GST Input Tax Credit restriction amendment in Budget 2021
The stock market is in awe of the budget, the analysts are cheering, the economists are highly optimistic, the industry believes it is a transformation budget, the opposition decries and what not. These reactions are typical of any budget outcome and depending on which side of the table you are, it is either optimistic, pessimistic or at best neutral.
The Budget has come and gone and now there will be a slew of seminars explaining the impact of the budget and what is in the finer details. Many a times, these are overwhelming and too much to digest, but in this digital world, if there is one thing available in plenty, is “Information” (sometimes misinformation). Amid all these we end up either missing the woods for the trees or try to assimilate so much information that it takes time to digest and understand the implications. In this writeup, I have tried to focus on one such amendment that has been done in the budget relating to GST input credit availment, which I believe has important and significant implications on every organization and more particularly the small businesses.
Let’s try and decode what this amendment is all about. The Finance bill 2021 has inserted a new clause (aa) in sub-section (2) of the section 16 of the CGST Act. This insertion says that “input tax credit on invoice or debit note may be availed only when the details of such invoice or debit note have been furnished by the supplier in the statement of outward supplies and such details have been communicated to the recipient of such invoice or debit note”. In other words, it means that now any assessee can avail input tax credit only if the supplier has filed and updated the same in its GSTR 1(statement of outward supplies). Hitherto, the assessee could have availed input credit immediately based on the invoice receipt (whether GSTR1 is filed or not by supplier). This amendment will come into force when the respective notifications will be issued by the respective authorities.
Now understand a scenario where the supplier is under quarterly filing scheme. The supplier files the GSTR 1 on a quarterly basis. This amendment restricts the recipient to take credit for a minimum period of 3 months till the supplier files the GSTR1. Or imagine a situation where the supplier has delayed filing the GSTR 1 but has provided a proper invoice to the customer. In both these situations, the person who suffers is the recipient.
One might argue that the authorities have given option to taxpayers to choose what they have called QRMP (Quarterly Return Monthly Payment) Scheme whereby the taxpayer has the option to file Quarterly return but GSTR 1 must be filed monthly. But this is, first optional and second cumbersome for small assesses as the data of invoices must be furnished monthly. Some may also say that the recipient organizations are already following a practice of paying tax on invoices only after receiving the input credit. But imagine the invisible cost of compliance in absence of a tech-based solution.
This amendment in the statute will in my opinion drive towards:
- Making small suppliers unattractive, unless they opt for QRMP.
- Cost of compliance for small taxpayers/suppliers will go up.
- Reconciliation of Input tax credit will have to be given utmost importance, thereby resulting in payment delays to small taxpayers.
- Essential need for a tech-based solution for achieving this reconciliation and tracking.

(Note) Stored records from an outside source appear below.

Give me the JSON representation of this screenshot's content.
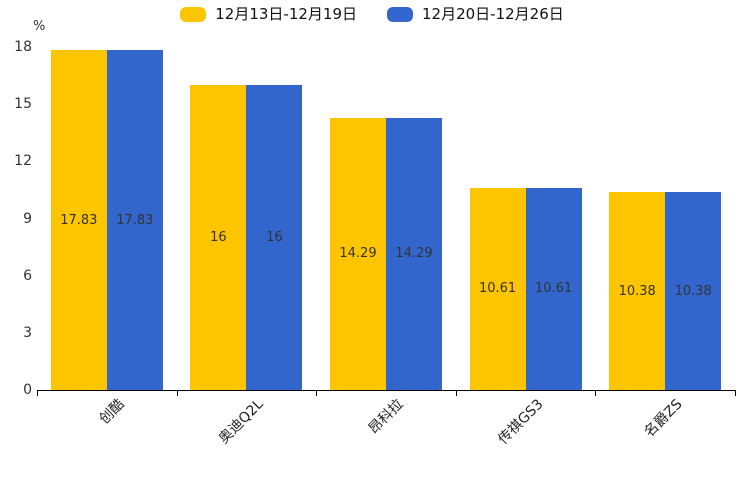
{
  "chart_data": {
    "type": "bar",
    "title": "",
    "categories": [
      "创酷",
      "奥迪Q2L",
      "昂科拉",
      "传祺GS3",
      "名爵ZS"
    ],
    "series": [
      {
        "name": "12月13日-12月19日",
        "color": "#FDC500",
        "values": [
          17.83,
          16,
          14.29,
          10.61,
          10.38
        ]
      },
      {
        "name": "12月20日-12月26日",
        "color": "#3366CC",
        "values": [
          17.83,
          16,
          14.29,
          10.61,
          10.38
        ]
      }
    ],
    "value_label_color": "#333333",
    "xlabel": "",
    "ylabel": "%",
    "yticks": [
      0,
      3,
      6,
      9,
      12,
      15,
      18
    ],
    "ylim": [
      0,
      18
    ],
    "grid": false,
    "legend_position": "top",
    "bar_value_labels_shown": true,
    "axis_color": "#000000"
  }
}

The original proposed idea of the GST was to have a complete GST input reconciliation mechanism, whereby the input credits are matched monthly through GSTR 1 and GSTR 2 finally resulting in GSTR 3. This is nothing but a back door entry for this mechanism. Taxpayers have now to choose efficient supplier ecosystem who are well equipped to handle this. An ideal solution for a medium and large enterprise will be to have a single tech-based solution eco-system wherein it is interconnected with its suppliers and will be able to handhold them in this journey.